One interesting thing about gifts is that the smallest and most unexpected ones can be the most touching and meaningful. These are the gifts we remember long after the others are gone.
There is a decoration I like to bring out this time of year; something so small and so simple that it could be easily overlooked. It is a gift that touched my heart when I received it and still does so today. If I had to give up every Christmas decoration I owned, save one, this would be the one I would keep.
Inspired by an adopt-a-family program at one of my former employers I instituted a similar program in my department at another company. This is an excellent way to help those in need and I’ve always found the majority of my co-workers to be kind and generous in helping to provide a special holiday for a deserving family.
It’s not always easy for people to ask for assistance and you can hear the embarrassment in their voices when you call to gather their family’s wish list. Nearly all swallow their pride for the sake of their children. Like most parents, they want their children to have a happy holiday, despite the every day hardships. It was from one such family that I received the decoration that I hold most dear and represents the true giving nature of the season.
While delivering presents and food for holiday meals to one of the families I was handed a small gift after we finished unloading. I still remember the mother and one of her children, a little boy about 2 or 3 years old. I was surprised that they would offer me something, knowing they had little to give, but it was obviously important to them to give something in return.
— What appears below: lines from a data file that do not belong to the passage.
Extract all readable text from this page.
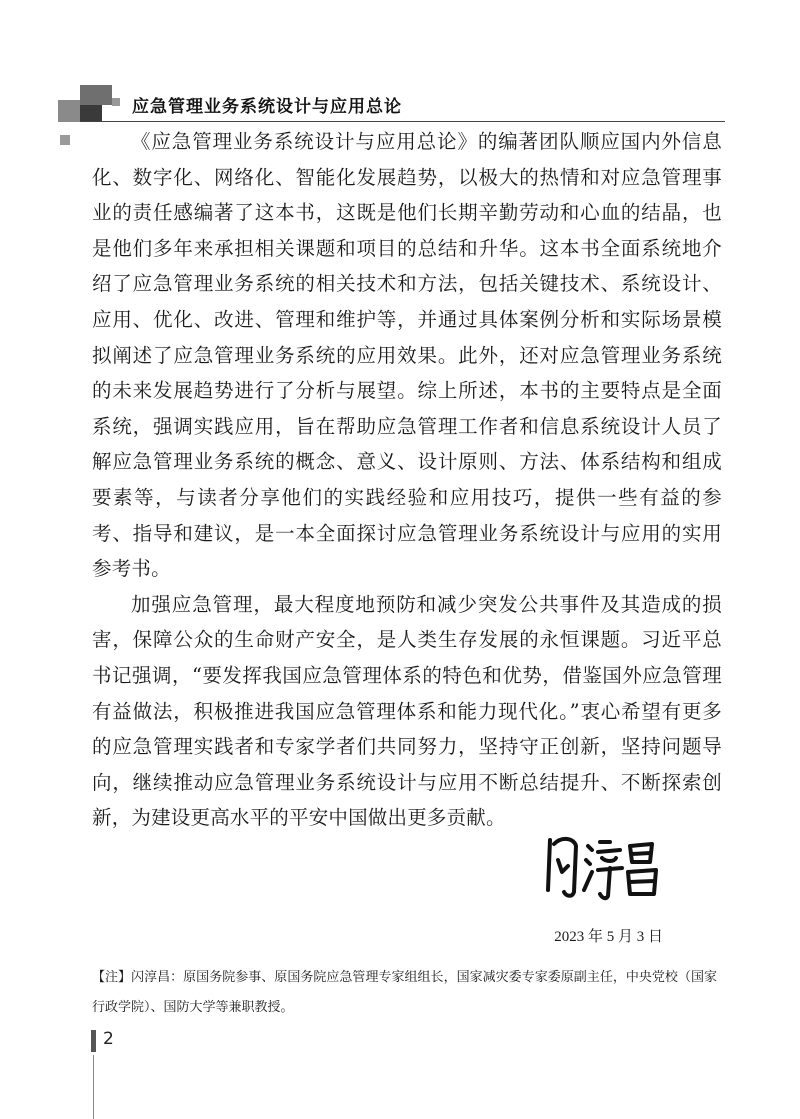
应急管理业务系统设计与应用总论

《应急管理业务系统设计与应用总论》的编著团队顺应国内外信息化、数字化、网络化、智能化发展趋势，以极大的热情和对应急管理事业的责任感编著了这本书，这既是他们长期辛勤劳动和心血的结晶，也是他们多年来承担相关课题和项目的总结和升华。这本书全面系统地介绍了应急管理业务系统的相关技术和方法，包括关键技术、系统设计、应用、优化、改进、管理和维护等，并通过具体案例分析和实际场景模拟阐述了应急管理业务系统的应用效果。此外，还对应急管理业务系统的未来发展趋势进行了分析与展望。综上所述，本书的主要特点是全面系统，强调实践应用，旨在帮助应急管理工作者和信息系统设计人员了解应急管理业务系统的概念、意义、设计原则、方法、体系结构和组成要素等，与读者分享他们的实践经验和应用技巧，提供一些有益的参考、指导和建议，是一本全面探讨应急管理业务系统设计与应用的实用参考书。

加强应急管理，最大程度地预防和减少突发公共事件及其造成的损害，保障公众的生命财产安全，是人类生存发展的永恒课题。习近平总书记强调，“要发挥我国应急管理体系的特色和优势，借鉴国外应急管理有益做法，积极推进我国应急管理体系和能力现代化。”衷心希望有更多的应急管理实践者和专家学者们共同努力，坚持守正创新，坚持问题导向，继续推动应急管理业务系统设计与应用不断总结提升、不断探索创新，为建设更高水平的平安中国做出更多贡献。

2023 年 5 月 3 日

【注】闪淳昌：原国务院参事、原国务院应急管理专家组组长，国家减灾委专家委原副主任，中央党校（国家行政学院）、国防大学等兼职教授。

2
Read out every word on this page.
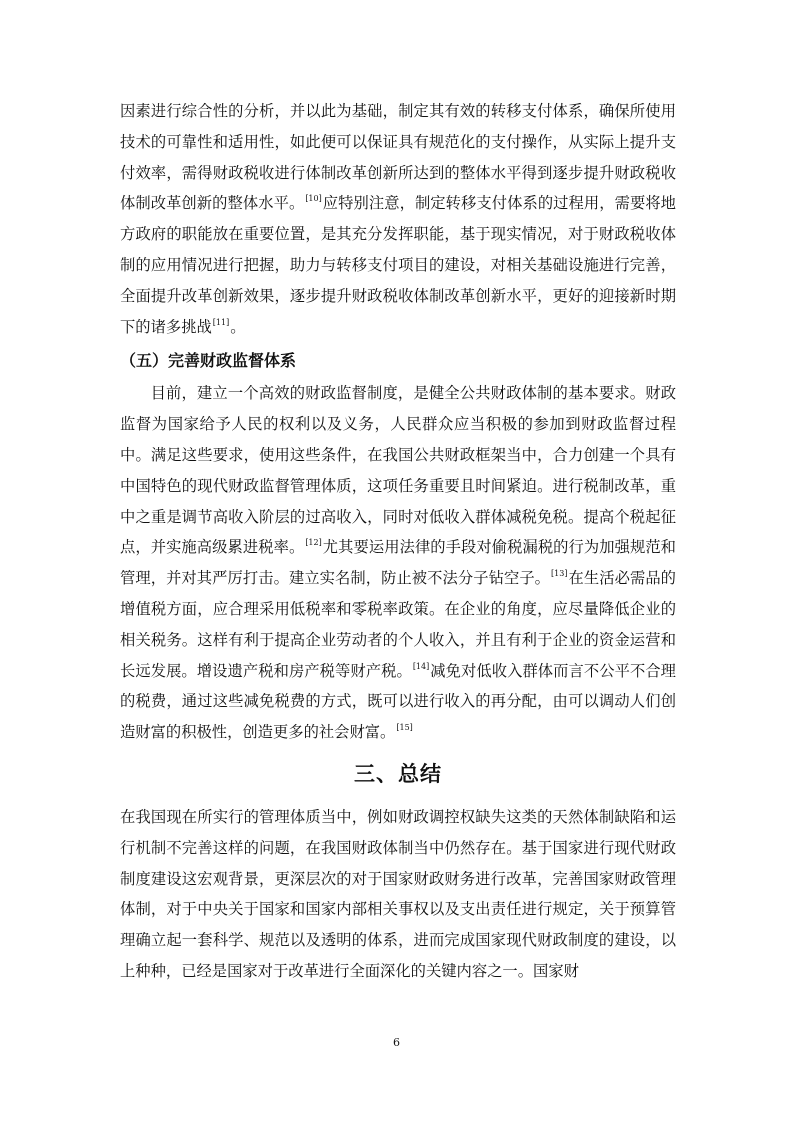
因素进行综合性的分析，并以此为基础，制定其有效的转移支付体系，确保所使用技术的可靠性和适用性，如此便可以保证具有规范化的支付操作，从实际上提升支付效率，需得财政税收进行体制改革创新所达到的整体水平得到逐步提升财政税收体制改革创新的整体水平。[10]应特别注意，制定转移支付体系的过程用，需要将地方政府的职能放在重要位置，是其充分发挥职能，基于现实情况，对于财政税收体制的应用情况进行把握，助力与转移支付项目的建设，对相关基础设施进行完善，全面提升改革创新效果，逐步提升财政税收体制改革创新水平，更好的迎接新时期下的诸多挑战[11]。

（五）完善财政监督体系

目前，建立一个高效的财政监督制度，是健全公共财政体制的基本要求。财政监督为国家给予人民的权利以及义务，人民群众应当积极的参加到财政监督过程中。满足这些要求，使用这些条件，在我国公共财政框架当中，合力创建一个具有中国特色的现代财政监督管理体质，这项任务重要且时间紧迫。进行税制改革，重中之重是调节高收入阶层的过高收入，同时对低收入群体减税免税。提高个税起征点，并实施高级累进税率。[12]尤其要运用法律的手段对偷税漏税的行为加强规范和管理，并对其严厉打击。建立实名制，防止被不法分子钻空子。[13]在生活必需品的增值税方面，应合理采用低税率和零税率政策。在企业的角度，应尽量降低企业的相关税务。这样有利于提高企业劳动者的个人收入，并且有利于企业的资金运营和长远发展。增设遗产税和房产税等财产税。[14]减免对低收入群体而言不公平不合理的税费，通过这些减免税费的方式，既可以进行收入的再分配，由可以调动人们创造财富的积极性，创造更多的社会财富。[15]

三、总结

在我国现在所实行的管理体质当中，例如财政调控权缺失这类的天然体制缺陷和运行机制不完善这样的问题，在我国财政体制当中仍然存在。基于国家进行现代财政制度建设这宏观背景，更深层次的对于国家财政财务进行改革，完善国家财政管理体制，对于中央关于国家和国家内部相关事权以及支出责任进行规定，关于预算管理确立起一套科学、规范以及透明的体系，进而完成国家现代财政制度的建设，以上种种，已经是国家对于改革进行全面深化的关键内容之一。国家财

6
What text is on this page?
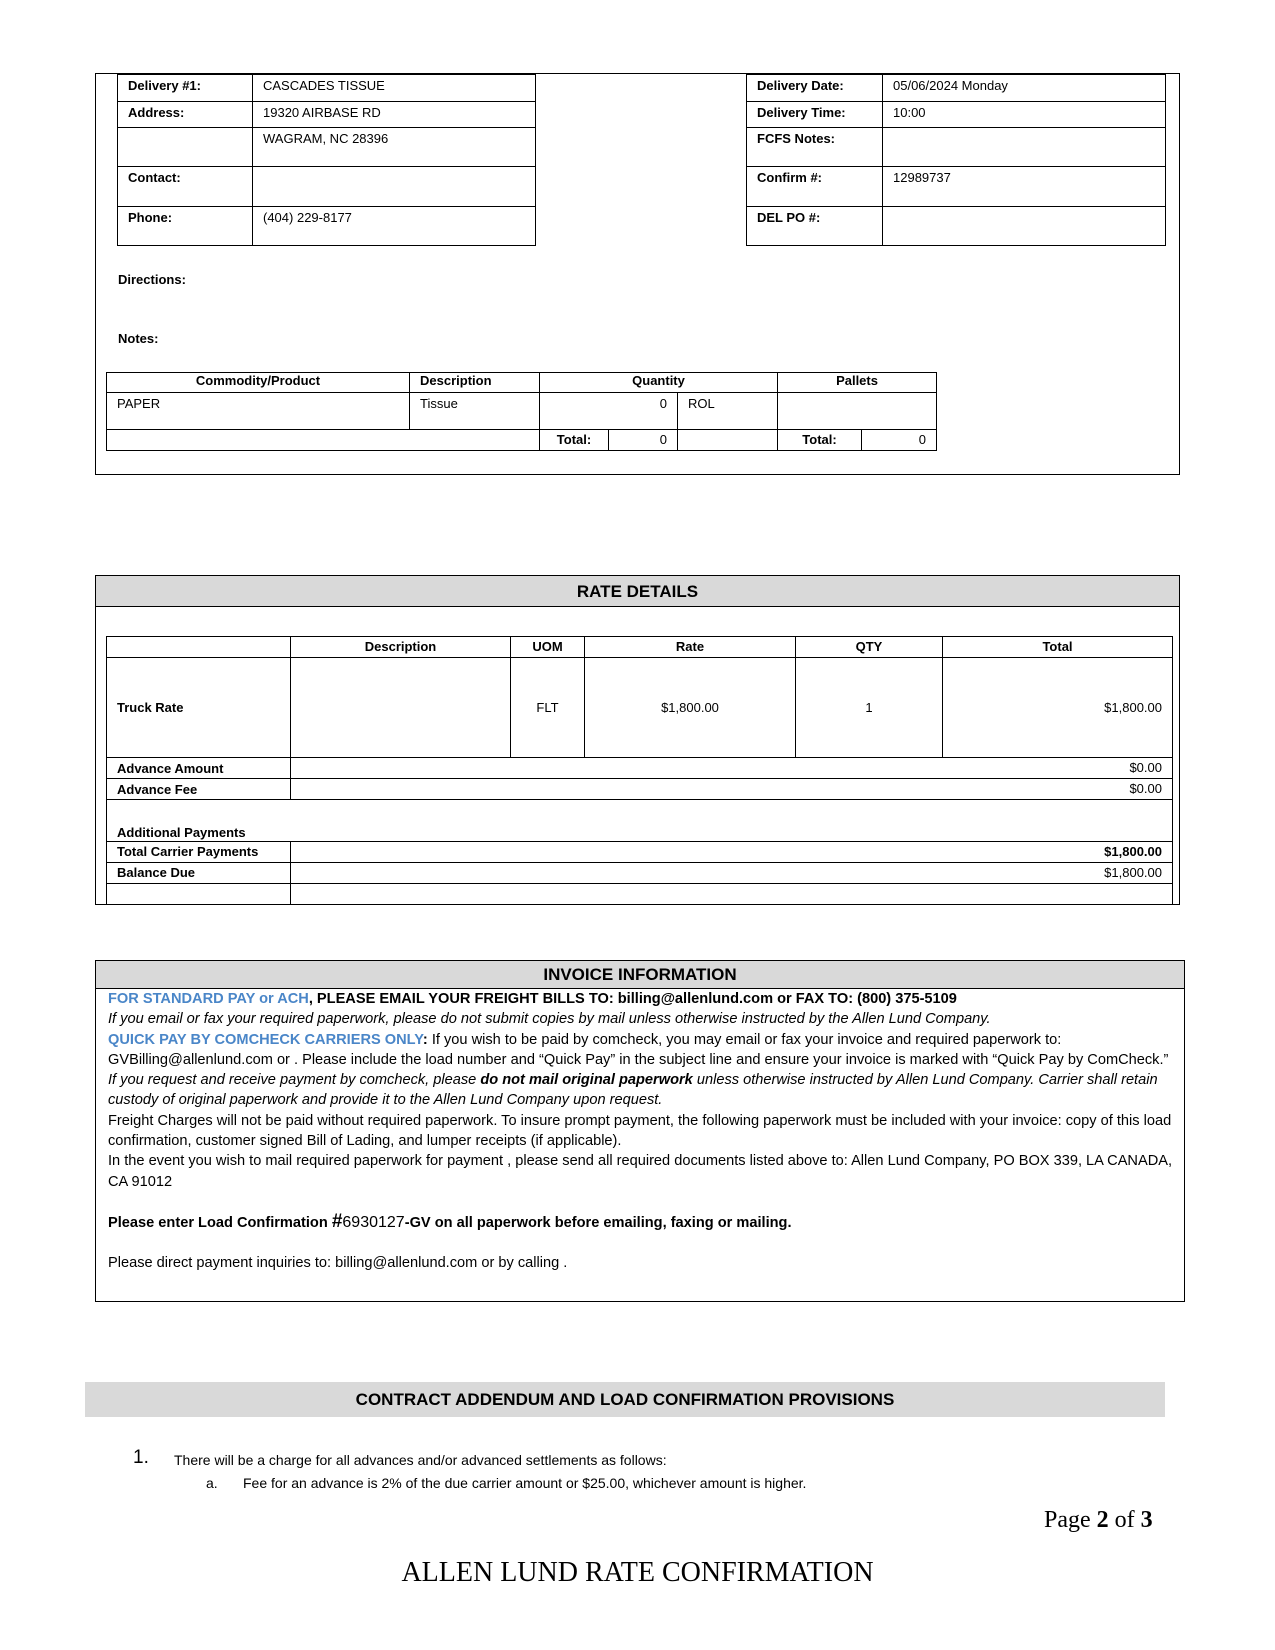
Delivery #1:	CASCADES TISSUE
Address:	19320 AIRBASE RD
	WAGRAM, NC 28396
Contact:	
Phone:	(404) 229-8177
Delivery Date:	05/06/2024 Monday
Delivery Time:	10:00
FCFS Notes:	
Confirm #:	12989737
DEL PO #:	
Directions:
Notes:
Commodity/Product	Description	Quantity			Pallets	
PAPER	Tissue	0		ROL		
		Total:	0		Total:	0
RATE DETAILS
	Description	UOM	Rate	QTY	Total
Truck Rate		FLT	$1,800.00	1	$1,800.00
Advance Amount	$0.00				
Advance Fee	$0.00				
Additional Payments					
Total Carrier Payments	$1,800.00				
Balance Due	$1,800.00				

INVOICE INFORMATION

FOR STANDARD PAY or ACH, PLEASE EMAIL YOUR FREIGHT BILLS TO: billing@allenlund.com or FAX TO: (800) 375-5109

If you email or fax your required paperwork, please do not submit copies by mail unless otherwise instructed by the Allen Lund Company.

QUICK PAY BY COMCHECK CARRIERS ONLY: If you wish to be paid by comcheck, you may email or fax your invoice and required paperwork to: GVBilling@allenlund.com or . Please include the load number and “Quick Pay” in the subject line and ensure your invoice is marked with “Quick Pay by ComCheck.”

If you request and receive payment by comcheck, please do not mail original paperwork unless otherwise instructed by Allen Lund Company. Carrier shall retain custody of original paperwork and provide it to the Allen Lund Company upon request.

Freight Charges will not be paid without required paperwork. To insure prompt payment, the following paperwork must be included with your invoice: copy of this load confirmation, customer signed Bill of Lading, and lumper receipts (if applicable).

In the event you wish to mail required paperwork for payment , please send all required documents listed above to: Allen Lund Company, PO BOX 339, LA CANADA, CA 91012

Please enter Load Confirmation #6930127-GV on all paperwork before emailing, faxing or mailing.

Please direct payment inquiries to: billing@allenlund.com or by calling .

CONTRACT ADDENDUM AND LOAD CONFIRMATION PROVISIONS
1. There will be a charge for all advances and/or advanced settlements as follows:
a. Fee for an advance is 2% of the due carrier amount or $25.00, whichever amount is higher.
Page 2 of 3
ALLEN LUND RATE CONFIRMATION
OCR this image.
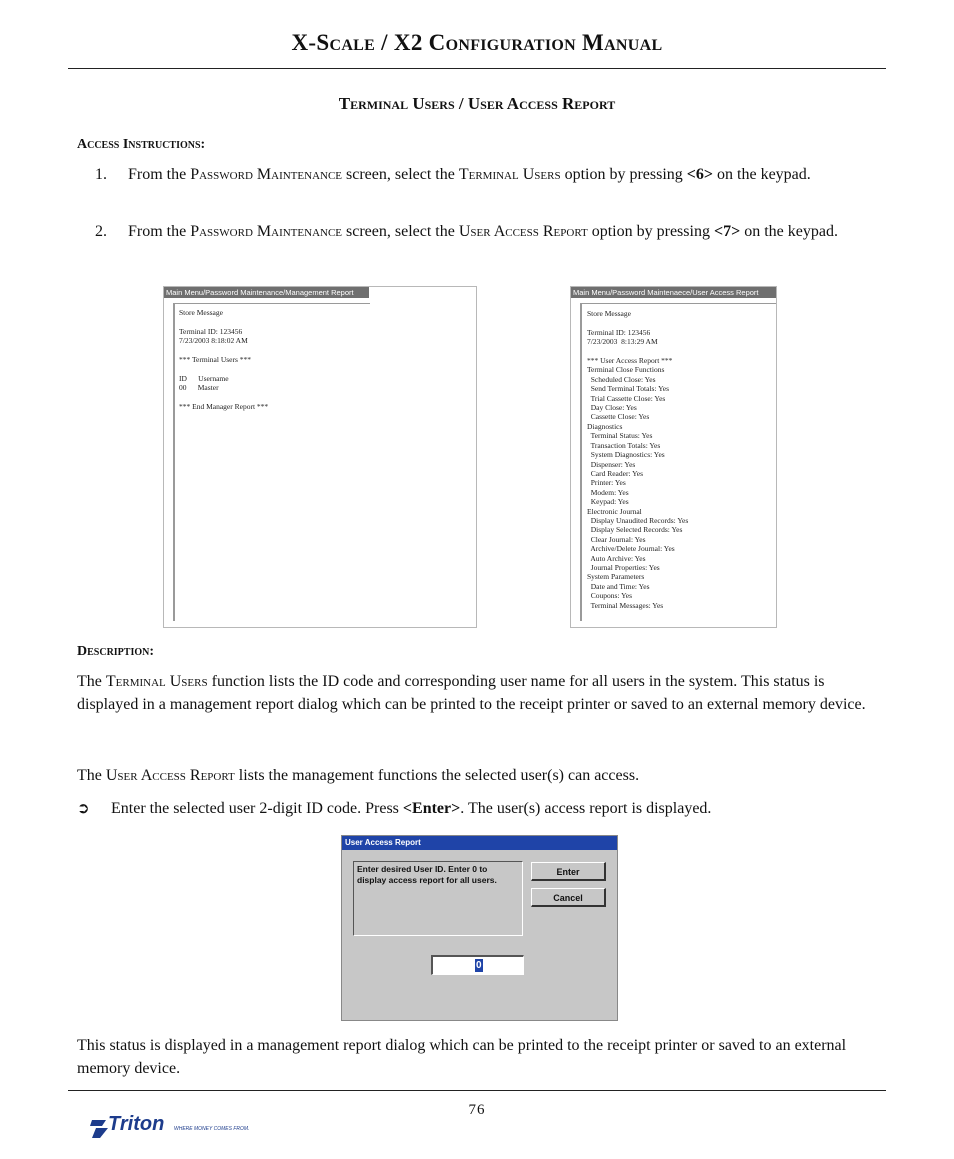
X-Scale / X2 Configuration Manual
Terminal Users / User Access Report
Access Instructions:
1. From the Password Maintenance screen, select the Terminal Users option by pressing <6> on the keypad.
2. From the Password Maintenance screen, select the User Access Report option by pressing <7> on the keypad.
Main Menu/Password Maintenance/Management Report
Store Message

Terminal ID: 123456
7/23/2003 8:18:02 AM

*** Terminal Users ***

ID      Username
00      Master

*** End Manager Report ***
Main Menu/Password Maintenaece/User Access Report
Store Message

Terminal ID: 123456
7/23/2003  8:13:29 AM

*** User Access Report ***
Terminal Close Functions
Scheduled Close: Yes
Send Terminal Totals: Yes
Trial Cassette Close: Yes
Day Close: Yes
Cassette Close: Yes
Diagnostics
Terminal Status: Yes
Transaction Totals: Yes
System Diagnostics: Yes
Dispenser: Yes
Card Reader: Yes
Printer: Yes
Modem: Yes
Keypad: Yes
Electronic Journal
Display Unaudited Records: Yes
Display Selected Records: Yes
Clear Journal: Yes
Archive/Delete Journal: Yes
Auto Archive: Yes
Journal Properties: Yes
System Parameters
Date and Time: Yes
Coupons: Yes
Terminal Messages: Yes
Description:
The Terminal Users function lists the ID code and corresponding user name for all users in the system. This status is displayed in a management report dialog which can be printed to the receipt printer or saved to an external memory device.
The User Access Report lists the management functions the selected user(s) can access.
➲ Enter the selected user 2-digit ID code. Press <Enter>. The user(s) access report is displayed.
User Access Report
Enter desired User ID. Enter 0 to display access report for all users.
Enter
Cancel
0
This status is displayed in a management report dialog which can be printed to the receipt printer or saved to an external memory device.
76
Triton WHERE MONEY COMES FROM.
Visiting my home during the holidays you would probably walk past this decoration without seeing it or knowing its significance. However, if you do happen to notice the small baby food jar with the holiday napkin decoration glued round the outside; a pretty maroon and gold striped ribbon tied around the threads; and a red votive candle inside, stop and admire the simplicity of this precious gift. A gift given out of love and appreciation, as all gifts should be. A gift given when no gift was required or expected. A gift from one grateful heart to one very humbled heart that I hope will stay with me throughout the rest of my life as a reminder of the true spirit of this special holiday season.
Remember the spirit of giving from the heart, no matter how big or small and I hope you have a happy and blessed holiday season.